Responding to the willingness of the Queensland government to accommodate the Tabcorp bid for UniTab, Chief Executive Officer Matthew Slatter radiated optimism about being able to meet conditions disclosed so far. But that is as far as the hotly-contested bid goes for the meantime, until the Australian Competition and Consumer Commission rules on the Tabcorp tender later this month.

In May, the gaming industry leader had made an unsolicited A$1.9 billion bid for UNiTAB, which holds the license to operate totalizator and fixed-price betting on horse and dog racing and sports events in Queensland and South Australia. The bid appeared to trump a friendly "merger of equals" proposal that Tattersall's announced in March.

Queensland Premier Peter Beattie was said to have been concerned about the dislocation and unemployment that might result if Tabcorp took the UNiTAB headquarters out of state. On June 24, Deputy Premier and Treasurer Anna Bligh declared that the government could make a concession on the law requiring that UNiTAB headquarters stay in Queensland provided Tabcorp accede to six conditions.

Among these are that no employees be let go, that the Jupiters Casino headquarters remains in Queensland, that the New South Wales monitoring group transfer to Queensland, UNiTAB's wagering operations must remain in Queensland, that a shared-services department be sited there and that the state's racing industry must receive "significant benefits".

Mr Slatter responded enthusiastically, saying "This is a major step forward for Tabcorp towards the satisfaction of the conditions of its offer for UNiTAB." He affirmed that since Tabcorp wants to deliver benefits to Queensland and its racing industry from the acquisition, he would of course do his utmost to meet government conditions. Such a promise is to be expected since the UNiTAB acquisition would give Tabcorp a monopoly of totalizator business and consequently, the dominant position in gaming across the entire country.

So far, Tattersall's has not put any counter-offers on the table. The original suitor may still believe they hold every advantage since an independent evaluation rendered by Deloitte estimated the fair market value of the consideration being offered to UNiTAB shareholders as being $13.86 to $15.16 per UNiTAB share. The high side of this range is safely above the A$14.25 cash and stock offer made by Tabcorp.
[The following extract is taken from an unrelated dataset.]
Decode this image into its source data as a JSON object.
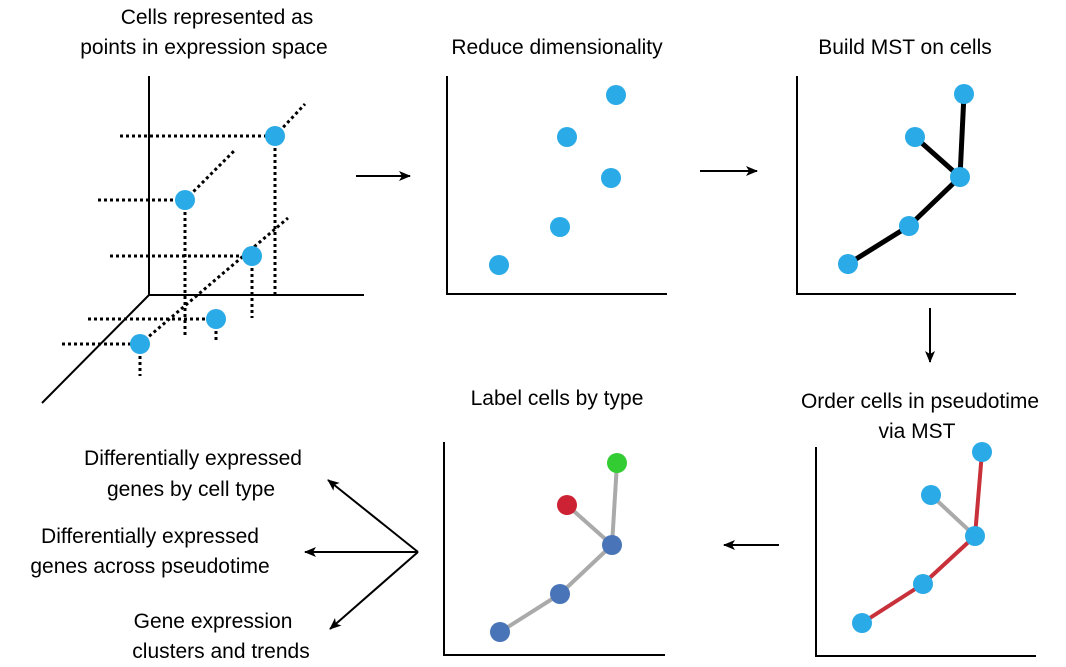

As well, the UNiTAB Board is solidly behind the Tattersall's proposal. Tabcorp has been unable to match the Tattersall's concession that UNiTAB get the chairmanship and half the board seats in the merged company. Furthermore, Tattersall's committed to retaining all "key executives and staff."

On the other hand, the board disparages the Tabcorp price offer, insisting that something like a 25% premium would be justified by the strategic benefits that Tabcorp would get from "securing control of its only credible competitor in totalizator wagering services in Australia." UNiTAB also snidely suggests that Tabcorp is really trying to absorb a potential competitor for its wagering businesses in Victoria.

Meantime, the situation for the rival bidders and UNiTAB is at an impasse. Tabcorp has simply acceded in principle to government conditions but provided no guarantees to date. The ACCC will render a decision on the competitiveness of a Tabcorp-UNiTAB combine only on July 16. And the key vote by UNiTAB shareholders has been re-scheduled for July 26.